Тогда, в конце две тысячи того самого печально знаменитого года, Виктору Сергеевичу удалось выкрутиться, однако теперь, не получив от Иннокентия Глебовича приглашения не то что бы на секретное совещание, но даже и на юбилей, Седой чувствовал: всё снова повисло на волоске, готовом оборваться в любой момент. Медлить нельзя ни дня. И вечером двадцатого августа — то есть на второй день после горчаковского юбилея — Виктор Сергеевич уединился с Упырём: главарём мелкой, полностью подконтрольной Седому банды.

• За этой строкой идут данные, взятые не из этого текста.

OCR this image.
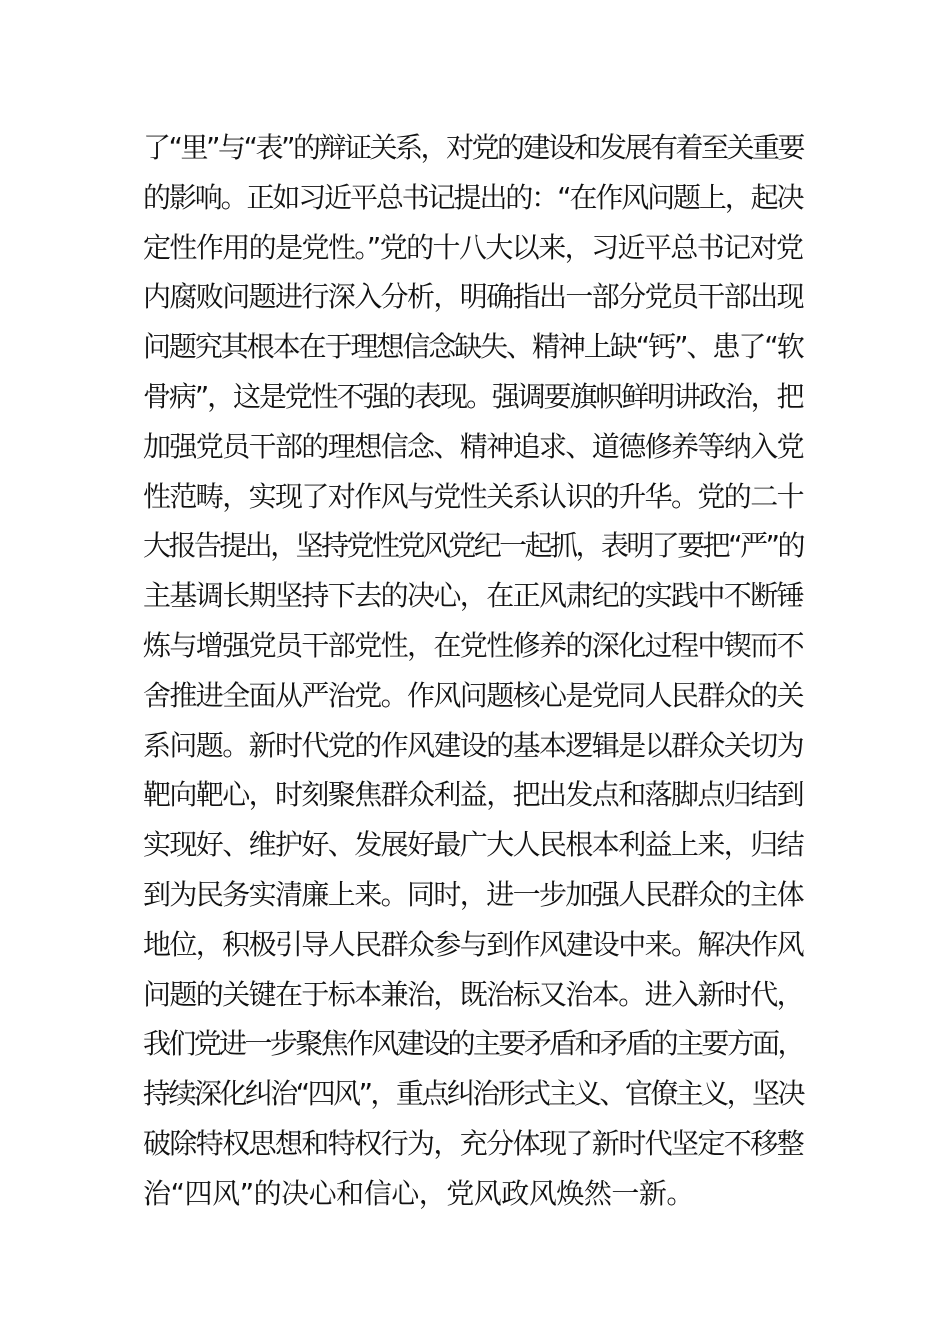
了“里”与“表”的辩证关系，对党的建设和发展有着至关重要
的影响。正如习近平总书记提出的：“在作风问题上，起决
定性作用的是党性。”党的十八大以来，习近平总书记对党
内腐败问题进行深入分析，明确指出一部分党员干部出现
问题究其根本在于理想信念缺失、精神上缺“钙”、患了“软
骨病”，这是党性不强的表现。强调要旗帜鲜明讲政治，把
加强党员干部的理想信念、精神追求、道德修养等纳入党
性范畴，实现了对作风与党性关系认识的升华。党的二十
大报告提出，坚持党性党风党纪一起抓，表明了要把“严”的
主基调长期坚持下去的决心，在正风肃纪的实践中不断锤
炼与增强党员干部党性，在党性修养的深化过程中锲而不
舍推进全面从严治党。作风问题核心是党同人民群众的关
系问题。新时代党的作风建设的基本逻辑是以群众关切为
靶向靶心，时刻聚焦群众利益，把出发点和落脚点归结到
实现好、维护好、发展好最广大人民根本利益上来，归结
到为民务实清廉上来。同时，进一步加强人民群众的主体
地位，积极引导人民群众参与到作风建设中来。解决作风
问题的关键在于标本兼治，既治标又治本。进入新时代，
我们党进一步聚焦作风建设的主要矛盾和矛盾的主要方面，
持续深化纠治“四风”，重点纠治形式主义、官僚主义，坚决
破除特权思想和特权行为，充分体现了新时代坚定不移整
治“四风”的决心和信心，党风政风焕然一新。
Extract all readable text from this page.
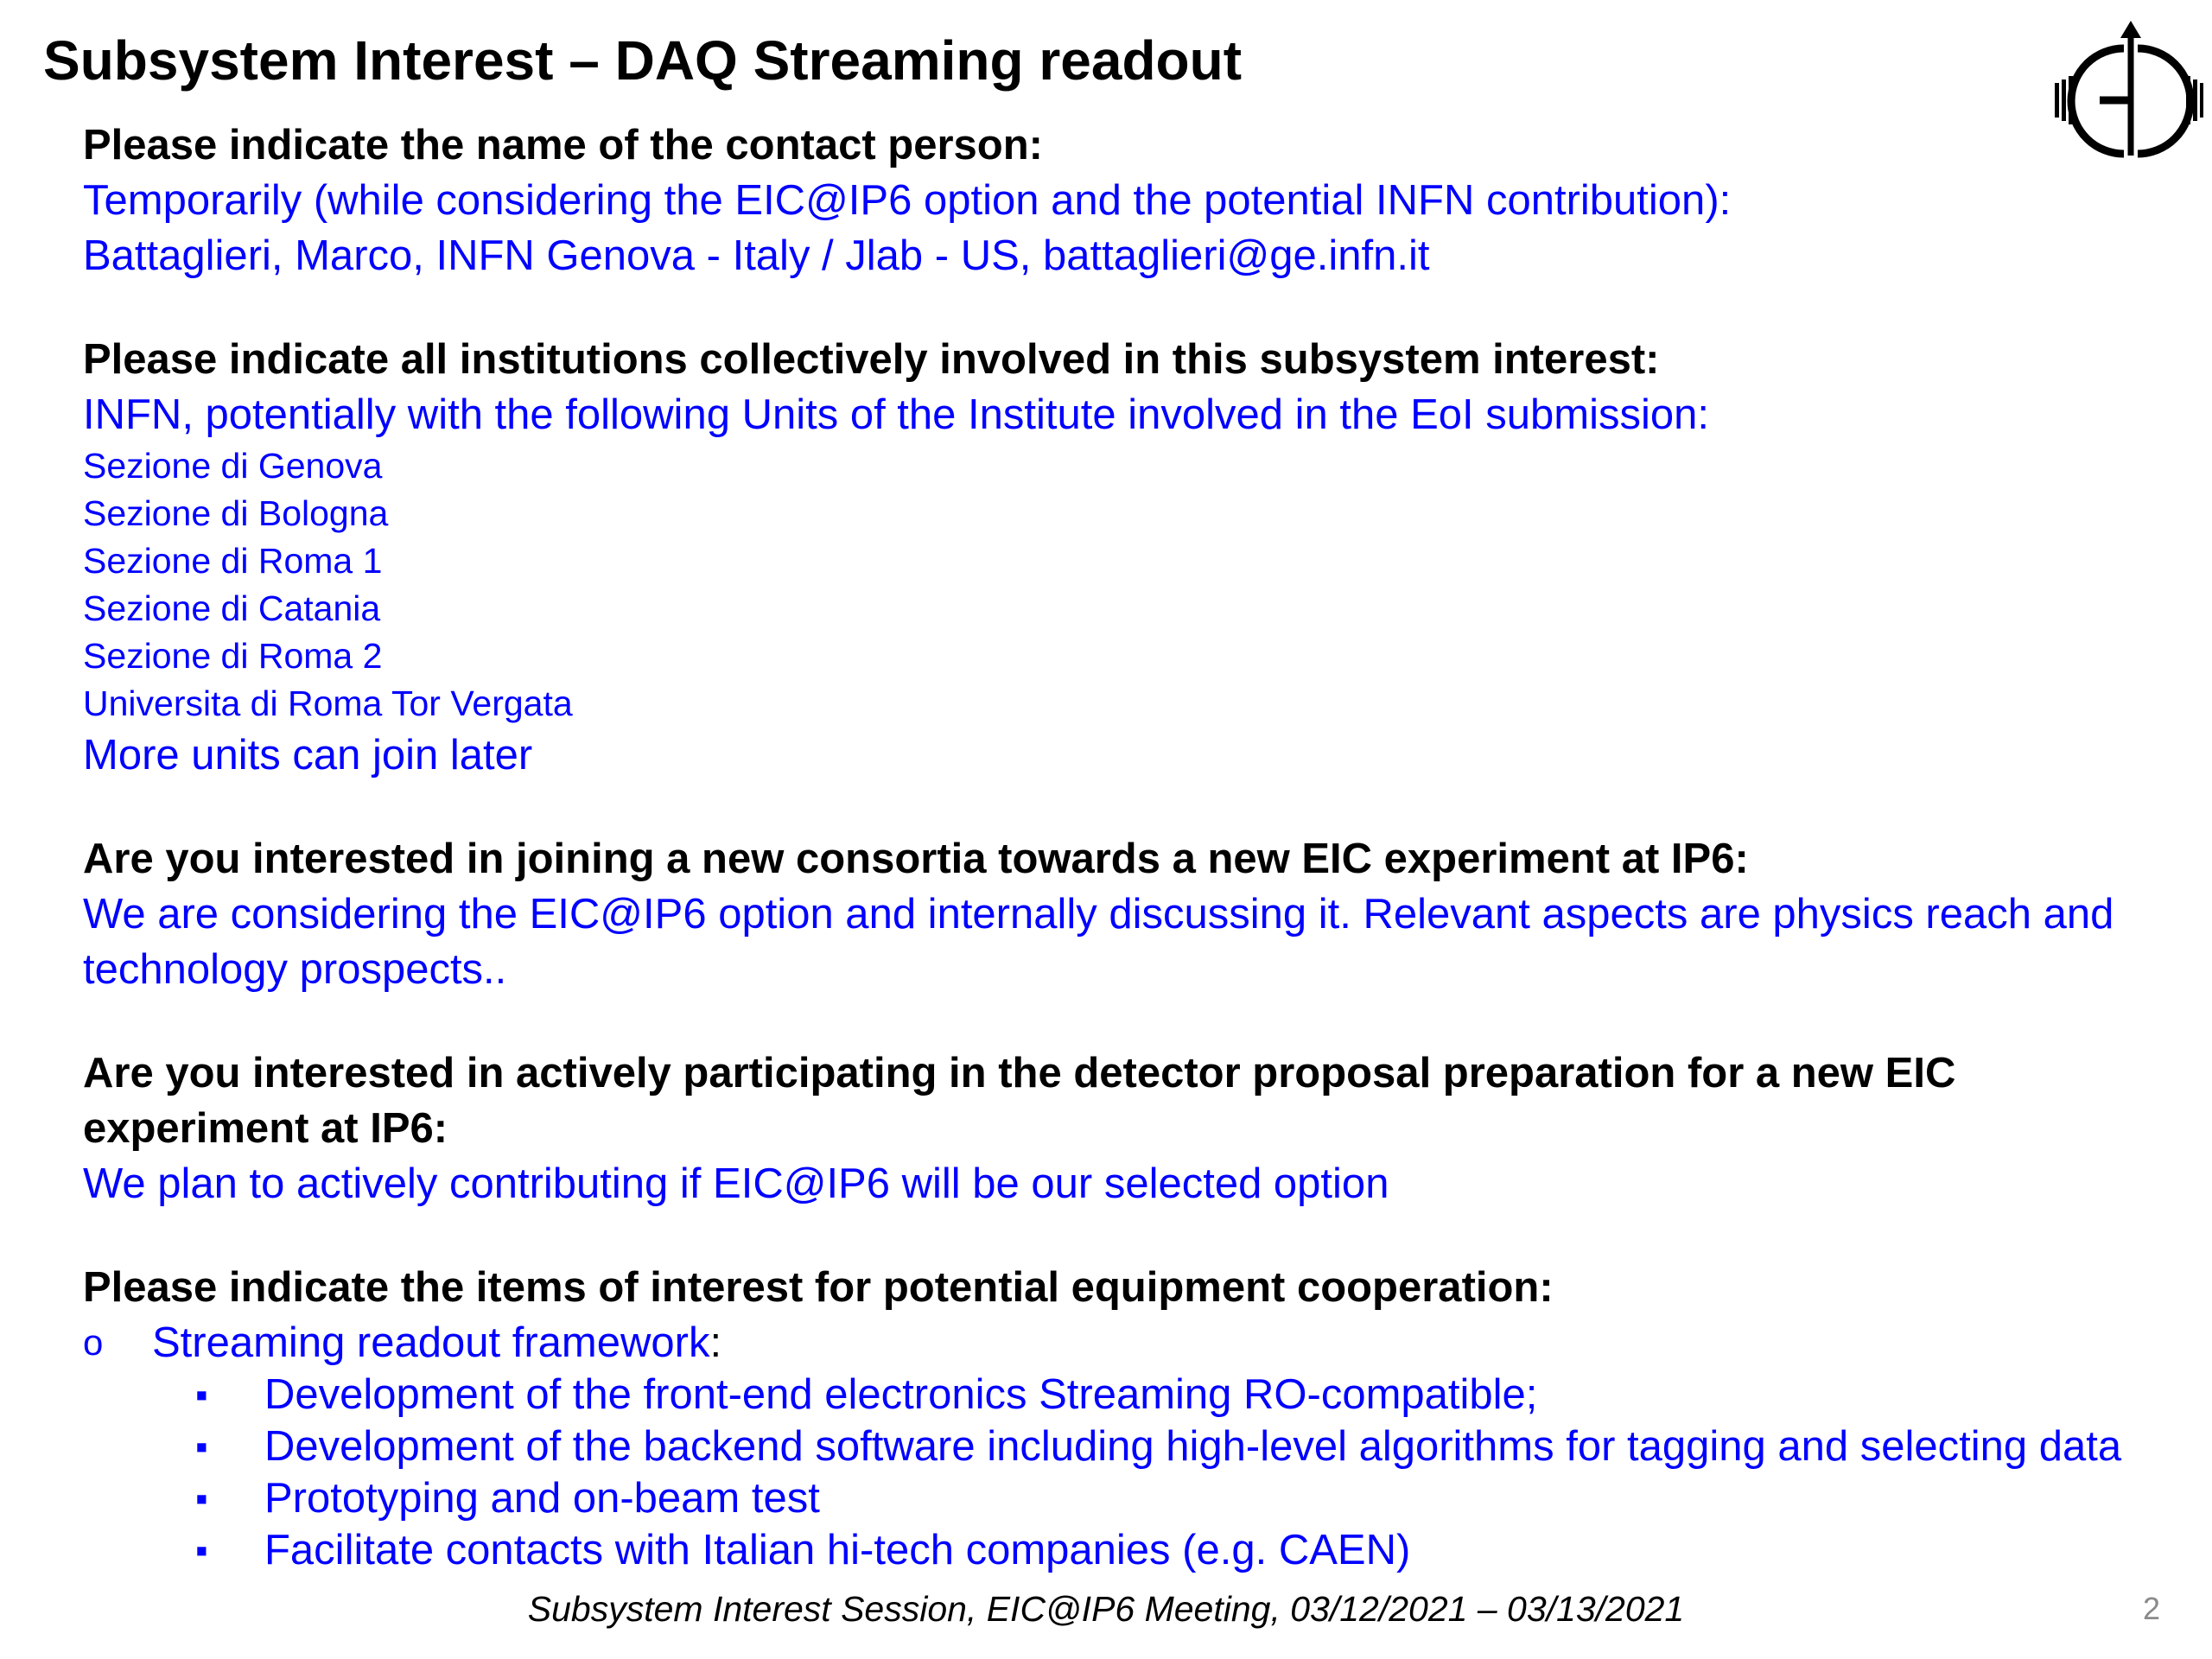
Subsystem Interest – DAQ Streaming readout
Please indicate the name of the contact person:
Temporarily (while considering the EIC@IP6 option and the potential INFN contribution):
Battaglieri, Marco, INFN Genova - Italy / Jlab - US, battaglieri@ge.infn.it
Please indicate all institutions collectively involved in this subsystem interest:
INFN, potentially with the following Units of the Institute involved in the EoI submission:
Sezione di Genova
Sezione di Bologna
Sezione di Roma 1
Sezione di Catania
Sezione di Roma 2
Universita di Roma Tor Vergata
More units can join later
Are you interested in joining a new consortia towards a new EIC experiment at IP6:
We are considering the EIC@IP6 option and internally discussing it. Relevant aspects are physics reach and
technology prospects..
Are you interested in actively participating in the detector proposal preparation for a new EIC
experiment at IP6:
We plan to actively contributing if EIC@IP6 will be our selected option
Please indicate the items of interest for potential equipment cooperation:
o Streaming readout framework:
▪ Development of the front-end electronics Streaming RO-compatible;
▪ Development of the backend software including high-level algorithms for tagging and selecting data
▪ Prototyping and on-beam test
▪ Facilitate contacts with Italian hi-tech companies (e.g. CAEN)
Subsystem Interest Session, EIC@IP6 Meeting, 03/12/2021 – 03/13/2021	2
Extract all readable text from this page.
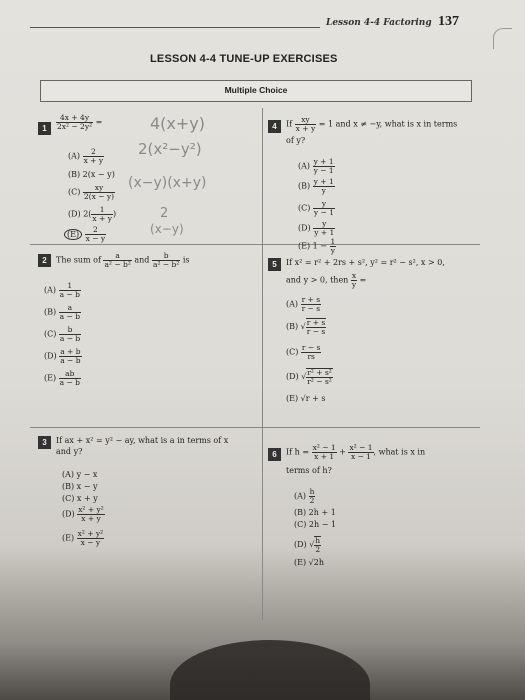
Lesson 4-4 Factoring 137
LESSON 4-4 TUNE-UP EXERCISES
Multiple Choice
1	$\frac{4x + 4y}{\text{2x² − 2y²}}$ =
$(A) \frac{2}{x + y}$
(B) 2(x − y)
$(C) \frac{xy}{2(x - y)}$
(D) $2( \frac{1}{x + y}$ )
$(E) \frac{2}{x - y}$
4(x+y)
2(x²−y²)
(x−y)(x+y)
2
(x−y)
4	If $\frac{xy}{x + y} = 1$ and x ≠ −y, what is x in terms
of y?
$(A) \frac{y + 1}{y - 1}$
$(B) \frac{y + 1}{y}$
$(C) \frac{y}{y - 1}$
$(D) \frac{y}{y + 1}$
(E) $1 - \frac{1}{y}$
2	The sum of $\frac{a}{\text{a² − b²}}$ and $\frac{b}{\text{a² − b²}}$ is
$(A) \frac{1}{a - b}$
$(B) \frac{a}{a - b}$
$(C) \frac{b}{a - b}$
$(D) \frac{a + b}{a - b}$
$(E) \frac{ab}{a - b}$
5	If x² = r² + 2rs + s², y² = r² − s², x > 0,
and y > 0, then $\frac{x}{y}$ =
$(A) \frac{r + s}{r - s}$
(B) √ $\frac{r + s}{r - s}$
$(C) \frac{r - s}{rs}$
(D) √ $\frac{\text{r² + s²}}{\text{r² − s²}}$
(E) √r + s
3	If ax + x² = y² − ay, what is a in terms of x
and y?
(A) y − x
(B) x − y
(C) x + y
$(D) \frac{\text{x² + y²}}{x + y}$
$(E) \frac{\text{x² + y²}}{x - y}$
6	If $h = \frac{\text{x² − 1}}{x + 1} + \frac{\text{x² − 1}}{x - 1}$ , what is x in
terms of h?
$(A) \frac{h}{2}$
(B) 2h + 1
(C) 2h − 1
(D) √ $\frac{h}{2}$
(E) √2h
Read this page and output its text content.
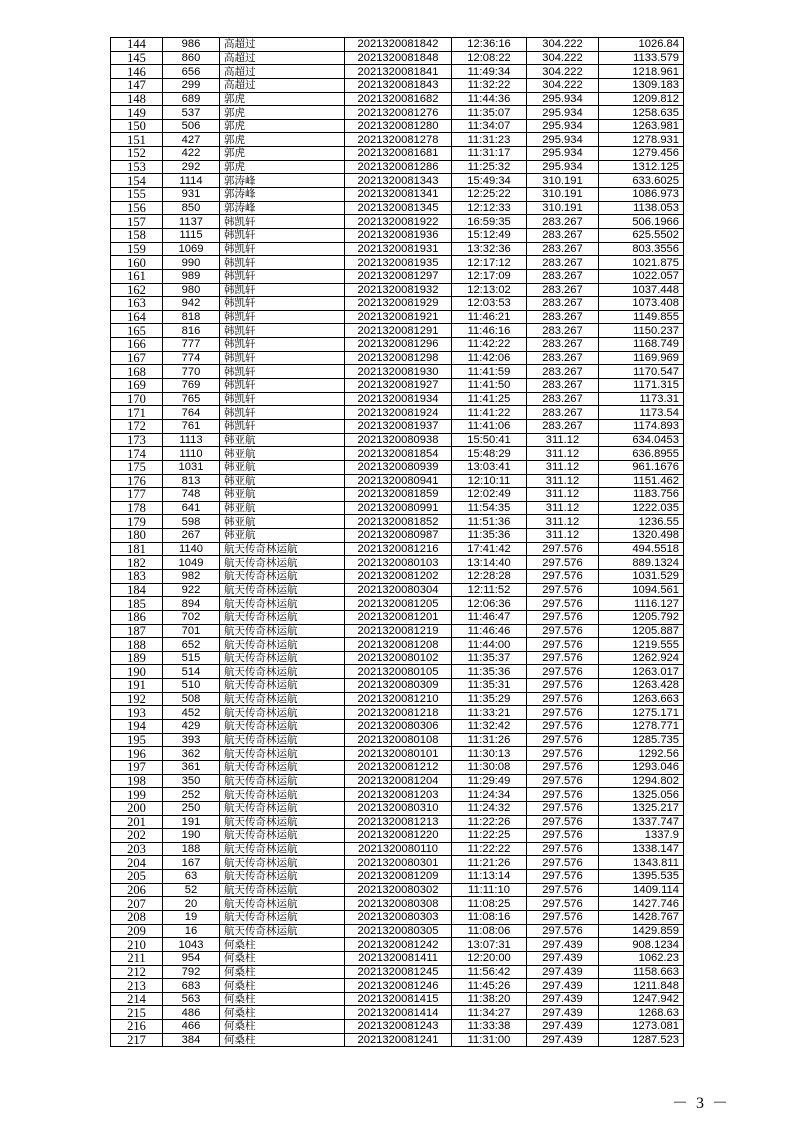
144	986	高超过	2021320081842	12:36:16	304.222	1026.84
145	860	高超过	2021320081848	12:08:22	304.222	1133.579
146	656	高超过	2021320081841	11:49:34	304.222	1218.961
147	299	高超过	2021320081843	11:32:22	304.222	1309.183
148	689	郭虎	2021320081682	11:44:36	295.934	1209.812
149	537	郭虎	2021320081276	11:35:07	295.934	1258.635
150	506	郭虎	2021320081280	11:34:07	295.934	1263.981
151	427	郭虎	2021320081278	11:31:23	295.934	1278.931
152	422	郭虎	2021320081681	11:31:17	295.934	1279.456
153	292	郭虎	2021320081286	11:25:32	295.934	1312.125
154	1114	郭涛峰	2021320081343	15:49:34	310.191	633.6025
155	931	郭涛峰	2021320081341	12:25:22	310.191	1086.973
156	850	郭涛峰	2021320081345	12:12:33	310.191	1138.053
157	1137	韩凯轩	2021320081922	16:59:35	283.267	506.1966
158	1115	韩凯轩	2021320081936	15:12:49	283.267	625.5502
159	1069	韩凯轩	2021320081931	13:32:36	283.267	803.3556
160	990	韩凯轩	2021320081935	12:17:12	283.267	1021.875
161	989	韩凯轩	2021320081297	12:17:09	283.267	1022.057
162	980	韩凯轩	2021320081932	12:13:02	283.267	1037.448
163	942	韩凯轩	2021320081929	12:03:53	283.267	1073.408
164	818	韩凯轩	2021320081921	11:46:21	283.267	1149.855
165	816	韩凯轩	2021320081291	11:46:16	283.267	1150.237
166	777	韩凯轩	2021320081296	11:42:22	283.267	1168.749
167	774	韩凯轩	2021320081298	11:42:06	283.267	1169.969
168	770	韩凯轩	2021320081930	11:41:59	283.267	1170.547
169	769	韩凯轩	2021320081927	11:41:50	283.267	1171.315
170	765	韩凯轩	2021320081934	11:41:25	283.267	1173.31
171	764	韩凯轩	2021320081924	11:41:22	283.267	1173.54
172	761	韩凯轩	2021320081937	11:41:06	283.267	1174.893
173	1113	韩亚航	2021320080938	15:50:41	311.12	634.0453
174	1110	韩亚航	2021320081854	15:48:29	311.12	636.8955
175	1031	韩亚航	2021320080939	13:03:41	311.12	961.1676
176	813	韩亚航	2021320080941	12:10:11	311.12	1151.462
177	748	韩亚航	2021320081859	12:02:49	311.12	1183.756
178	641	韩亚航	2021320080991	11:54:35	311.12	1222.035
179	598	韩亚航	2021320081852	11:51:36	311.12	1236.55
180	267	韩亚航	2021320080987	11:35:36	311.12	1320.498
181	1140	航天传奇林运航	2021320081216	17:41:42	297.576	494.5518
182	1049	航天传奇林运航	2021320080103	13:14:40	297.576	889.1324
183	982	航天传奇林运航	2021320081202	12:28:28	297.576	1031.529
184	922	航天传奇林运航	2021320080304	12:11:52	297.576	1094.561
185	894	航天传奇林运航	2021320081205	12:06:36	297.576	1116.127
186	702	航天传奇林运航	2021320081201	11:46:47	297.576	1205.792
187	701	航天传奇林运航	2021320081219	11:46:46	297.576	1205.887
188	652	航天传奇林运航	2021320081208	11:44:00	297.576	1219.555
189	515	航天传奇林运航	2021320080102	11:35:37	297.576	1262.924
190	514	航天传奇林运航	2021320080105	11:35:36	297.576	1263.017
191	510	航天传奇林运航	2021320080309	11:35:31	297.576	1263.428
192	508	航天传奇林运航	2021320081210	11:35:29	297.576	1263.663
193	452	航天传奇林运航	2021320081218	11:33:21	297.576	1275.171
194	429	航天传奇林运航	2021320080306	11:32:42	297.576	1278.771
195	393	航天传奇林运航	2021320080108	11:31:26	297.576	1285.735
196	362	航天传奇林运航	2021320080101	11:30:13	297.576	1292.56
197	361	航天传奇林运航	2021320081212	11:30:08	297.576	1293.046
198	350	航天传奇林运航	2021320081204	11:29:49	297.576	1294.802
199	252	航天传奇林运航	2021320081203	11:24:34	297.576	1325.056
200	250	航天传奇林运航	2021320080310	11:24:32	297.576	1325.217
201	191	航天传奇林运航	2021320081213	11:22:26	297.576	1337.747
202	190	航天传奇林运航	2021320081220	11:22:25	297.576	1337.9
203	188	航天传奇林运航	2021320080110	11:22:22	297.576	1338.147
204	167	航天传奇林运航	2021320080301	11:21:26	297.576	1343.811
205	63	航天传奇林运航	2021320081209	11:13:14	297.576	1395.535
206	52	航天传奇林运航	2021320080302	11:11:10	297.576	1409.114
207	20	航天传奇林运航	2021320080308	11:08:25	297.576	1427.746
208	19	航天传奇林运航	2021320080303	11:08:16	297.576	1428.767
209	16	航天传奇林运航	2021320080305	11:08:06	297.576	1429.859
210	1043	何桑柱	2021320081242	13:07:31	297.439	908.1234
211	954	何桑柱	2021320081411	12:20:00	297.439	1062.23
212	792	何桑柱	2021320081245	11:56:42	297.439	1158.663
213	683	何桑柱	2021320081246	11:45:26	297.439	1211.848
214	563	何桑柱	2021320081415	11:38:20	297.439	1247.942
215	486	何桑柱	2021320081414	11:34:27	297.439	1268.63
216	466	何桑柱	2021320081243	11:33:38	297.439	1273.081
217	384	何桑柱	2021320081241	11:31:00	297.439	1287.523
－ 3 －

— Ушастый, — второе, «интимное» прозвище Димки Ушакова, — слушай внимательно. Помнишь, ты как-то хвастался, что у тебя в Ставке трое надёжных хлопцев?
— Так и есть, Виктор Сергеевич. Фраером буду — если соврал. Кореша что надо. Хоть хипиш поднять, хоть замочить кого. Да вы сами знаете: Батька и бзднуть не успеет, а они уже настучат.
— Упырь, настучать любой говноед способен, а сейчас речь идёт о серьёзном деле.
— А я о чём, я о том и толкую, что им хоть губернаторскую дочку вы…ать, хоть замочить кого.
— Ага, или по пьянке в драке, или какого-нибудь небитого фраера? У которого в охране только «качки» безмозглые!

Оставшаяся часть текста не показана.